Zindaggi Rocks can be seen as the way that the human mind works - how sometimes a person does things that seem incredible feats/sacrifices to others, but which do not appear anywhere near that difficult to the person himself, since for him this is a way, or at least a chance, to avoid something more catastrophic that he simply cannot deal with. Just having a chance in such situations to avoid what's coming is enough, and the person is willing to do just whatever it entails. The situation gives superhuman mental strength.
So Zindaggi Rocks is about a mother who needs to save her son. There is only one way, it is the supreme sacrifice, but the mother does not even give it a second thought. The thought of leading a lifetime without her son is unbearable for her, and this is a small price to pay.
Themes like this, for the uninitiated, are called "parallel cinema". It's highly unlikely you'll watch the film after reading that previous paragraph - you're content letting it be a good film, and just want to co-exist with it without getting in its way. So Zindaggi Rocks is a touching film that'll have poor audiences, since most Indians go to films to escape from problems, to feel happy - films are more a medium of entertainment in India than a medium of artistic expression, and this one clearly gets filed under the latter.
Kria (Sushmita Sen) is a popular pop-singer who runs into Sooraj Rehan (Shiney Ahuja), a doctor at a corporate hospital, when she develops a gash on her arm. She is charmed by his poise, and he by her vivacity. Sooraj has his own skeletons in the closets of his mind, however, and avoids Kria's overtures, but a true alpha woman, she gets him out for a date and spends a lot of time anyway.
When he still does not respond, she just ruthlessly proposes, and then gets to know why he is so reticent - he's already married, and his wife has been in coma 5 years after an accident. She is however only too touched, and falls even deeper in love, and Sooraj cannot help but happily give in by now.
Things seem rosy for everyone now, when Dhruv (Julian), Kria's 11-year-old adopted son who she's raised for almost a decade and who she completely dotes on, develops a hole in his heart, and the diagnosis is that he will die unless he can get a heart transplant. Kria is completely wrecked, and, upon realizing that there is very bleak chance of finding a donor who'll die naturally within 8 hours of Dhruv's deadline for the operation, decides to perform the ultimate sacrifice.

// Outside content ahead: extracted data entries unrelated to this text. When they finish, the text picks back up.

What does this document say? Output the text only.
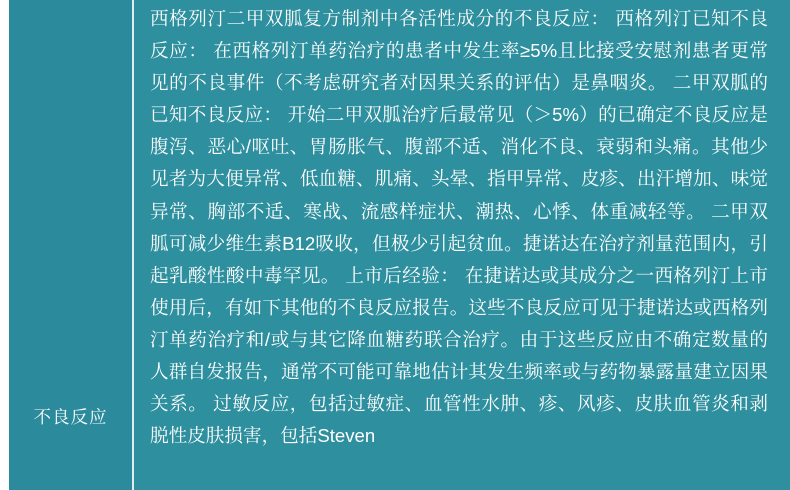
不良反应

西格列汀二甲双胍复方制剂中各活性成分的不良反应： 西格列汀已知不良反应： 在西格列汀单药治疗的患者中发生率≥5%且比接受安慰剂患者更常见的不良事件（不考虑研究者对因果关系的评估）是鼻咽炎。 二甲双胍的已知不良反应： 开始二甲双胍治疗后最常见（＞5%）的已确定不良反应是腹泻、恶心/呕吐、胃肠胀气、腹部不适、消化不良、衰弱和头痛。其他少见者为大便异常、低血糖、肌痛、头晕、指甲异常、皮疹、出汗增加、味觉异常、胸部不适、寒战、流感样症状、潮热、心悸、体重减轻等。 二甲双胍可减少维生素B12吸收，但极少引起贫血。捷诺达在治疗剂量范围内，引起乳酸性酸中毒罕见。 上市后经验： 在捷诺达或其成分之一西格列汀上市使用后，有如下其他的不良反应报告。这些不良反应可见于捷诺达或西格列汀单药治疗和/或与其它降血糖药联合治疗。由于这些反应由不确定数量的人群自发报告，通常不可能可靠地估计其发生频率或与药物暴露量建立因果关系。 过敏反应，包括过敏症、血管性水肿、疹、风疹、皮肤血管炎和剥脱性皮肤损害，包括Steven
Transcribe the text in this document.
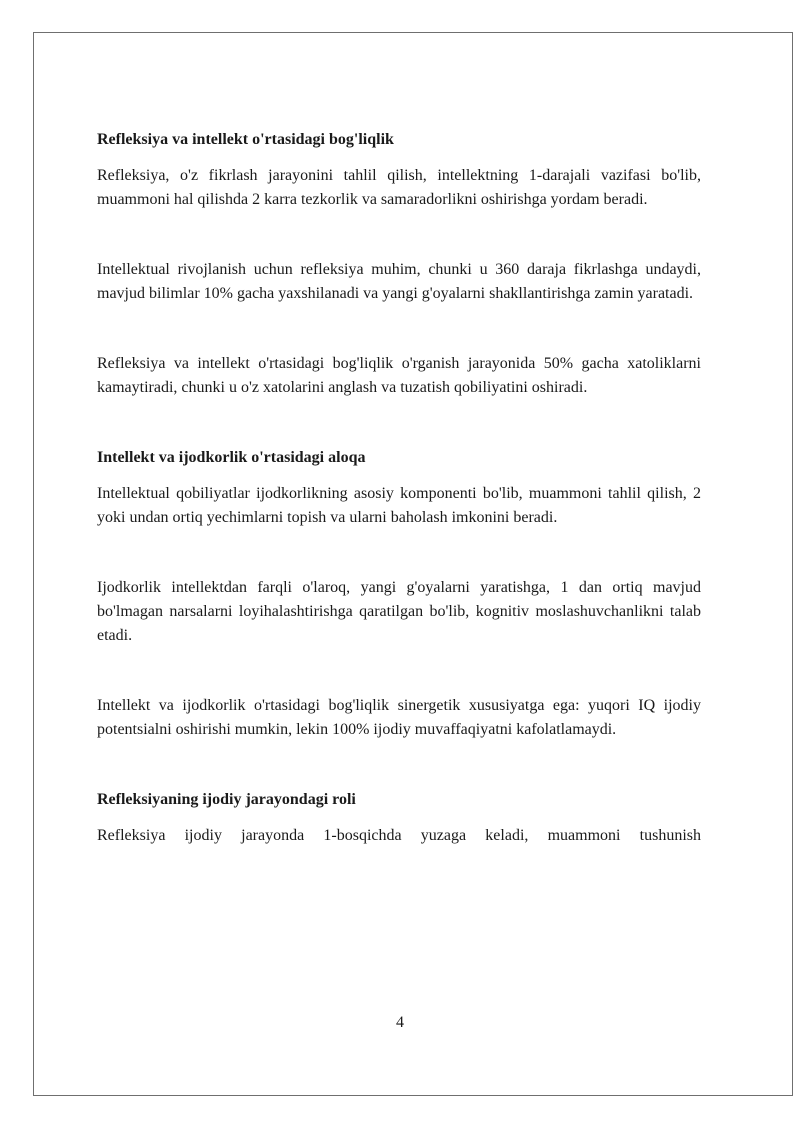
Refleksiya va intellekt o'rtasidagi bog'liqlik

Refleksiya, o'z fikrlash jarayonini tahlil qilish, intellektning 1-darajali vazifasi bo'lib, muammoni hal qilishda 2 karra tezkorlik va samaradorlikni oshirishga yordam beradi.

Intellektual rivojlanish uchun refleksiya muhim, chunki u 360 daraja fikrlashga undaydi, mavjud bilimlar 10% gacha yaxshilanadi va yangi g'oyalarni shakllantirishga zamin yaratadi.

Refleksiya va intellekt o'rtasidagi bog'liqlik o'rganish jarayonida 50% gacha xatoliklarni kamaytiradi, chunki u o'z xatolarini anglash va tuzatish qobiliyatini oshiradi.

Intellekt va ijodkorlik o'rtasidagi aloqa

Intellektual qobiliyatlar ijodkorlikning asosiy komponenti bo'lib, muammoni tahlil qilish, 2 yoki undan ortiq yechimlarni topish va ularni baholash imkonini beradi.

Ijodkorlik intellektdan farqli o'laroq, yangi g'oyalarni yaratishga, 1 dan ortiq mavjud bo'lmagan narsalarni loyihalashtirishga qaratilgan bo'lib, kognitiv moslashuvchanlikni talab etadi.

Intellekt va ijodkorlik o'rtasidagi bog'liqlik sinergetik xususiyatga ega: yuqori IQ ijodiy potentsialni oshirishi mumkin, lekin 100% ijodiy muvaffaqiyatni kafolatlamaydi.

Refleksiyaning ijodiy jarayondagi roli

Refleksiya ijodiy jarayonda 1-bosqichda yuzaga keladi, muammoni tushunish

4
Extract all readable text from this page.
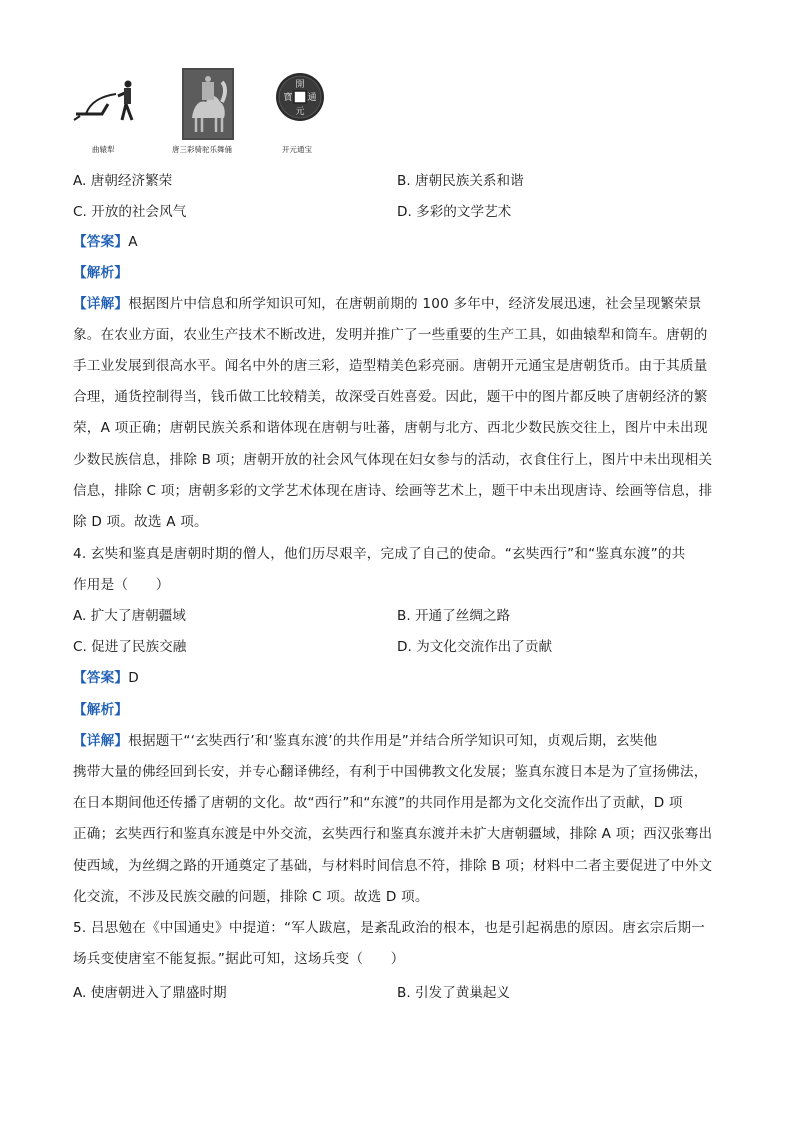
曲辕犁	唐三彩骑驼乐舞俑
開
元
通
寶
开元通宝
A. 唐朝经济繁荣	B. 唐朝民族关系和谐
C. 开放的社会风气	D. 多彩的文学艺术
【答案】A
【解析】
【详解】根据图片中信息和所学知识可知，在唐朝前期的 100 多年中，经济发展迅速，社会呈现繁荣景
象。在农业方面，农业生产技术不断改进，发明并推广了一些重要的生产工具，如曲辕犁和筒车。唐朝的
手工业发展到很高水平。闻名中外的唐三彩，造型精美色彩亮丽。唐朝开元通宝是唐朝货币。由于其质量
合理，通货控制得当，钱币做工比较精美，故深受百姓喜爱。因此，题干中的图片都反映了唐朝经济的繁
荣，A 项正确；唐朝民族关系和谐体现在唐朝与吐蕃，唐朝与北方、西北少数民族交往上，图片中未出现
少数民族信息，排除 B 项；唐朝开放的社会风气体现在妇女参与的活动，衣食住行上，图片中未出现相关
信息，排除 C 项；唐朝多彩的文学艺术体现在唐诗、绘画等艺术上，题干中未出现唐诗、绘画等信息，排
除 D 项。故选 A 项。
4. 玄奘和鉴真是唐朝时期的僧人，他们历尽艰辛，完成了自己的使命。“玄奘西行”和“鉴真东渡”的共
作用是（　　）
A. 扩大了唐朝疆域	B. 开通了丝绸之路
C. 促进了民族交融	D. 为文化交流作出了贡献
【答案】D
【解析】
【详解】根据题干“‘玄奘西行’和‘鉴真东渡’的共作用是”并结合所学知识可知，贞观后期，玄奘他
携带大量的佛经回到长安，并专心翻译佛经，有利于中国佛教文化发展；鉴真东渡日本是为了宣扬佛法，
在日本期间他还传播了唐朝的文化。故“西行”和“东渡”的共同作用是都为文化交流作出了贡献，D 项
正确；玄奘西行和鉴真东渡是中外交流，玄奘西行和鉴真东渡并未扩大唐朝疆域，排除 A 项；西汉张骞出
使西域，为丝绸之路的开通奠定了基础，与材料时间信息不符，排除 B 项；材料中二者主要促进了中外文
化交流，不涉及民族交融的问题，排除 C 项。故选 D 项。
5. 吕思勉在《中国通史》中提道：“军人跋扈，是紊乱政治的根本，也是引起祸患的原因。唐玄宗后期一
场兵变使唐室不能复振。”据此可知，这场兵变（　　）
A. 使唐朝进入了鼎盛时期	B. 引发了黄巢起义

The film assumes it is about the unconditional love of a mother for her child, but there are other questions to ponder over too. When Kria decides to give herself up for her son, she completely ignores what Sooraj, and her own family (mother, aunt, sister), would go through. It's the same misery for them that she tried to avoid for herself - living without someone who you dearly love. So did Kria kill herself to save her son or to save herself? Isn't it an infinitely tougher feat when in supreme misery to continue to live on for the people who love you, rather than to kill yourself?
Sushmita Sen is certainly a talented actress, but she looks a little too old to play the role of a lively and chirpy young singer. Her character is also sketched too inconsistently - for a highly successful celebrity who's kept herself unattached to men despite some very successful men undoubtedly trying to court her, what did she see in Sooraj? And how does someone so child-like with even her own son survive in the shark-infested world of recording companies and glamor?
The pop-singer part then is obviously to capitalize on the glamour of Sen, and protect this from becoming a complete art film, but they should have taken more care in sketching the character so as to be consistent.
The lack of care also shows in how the same character is called by multiple names in the film, confusing you. Sooraj is called Rehan sometimes, and Dhruv is called Ruvi. Then, the whole track towards the end showing an old Parsi man and cops trying to help him is completely unnecessary. And there aren't enough emotional moments between the mother and child in the first half, to build the strength in that thread.
On the flip side, the film looks professional, and has some good observations on life in the form of reflections by Sooraj. However it certainly is a tear-jerker, and you'll enjoy this only if... okay, it's hard to say.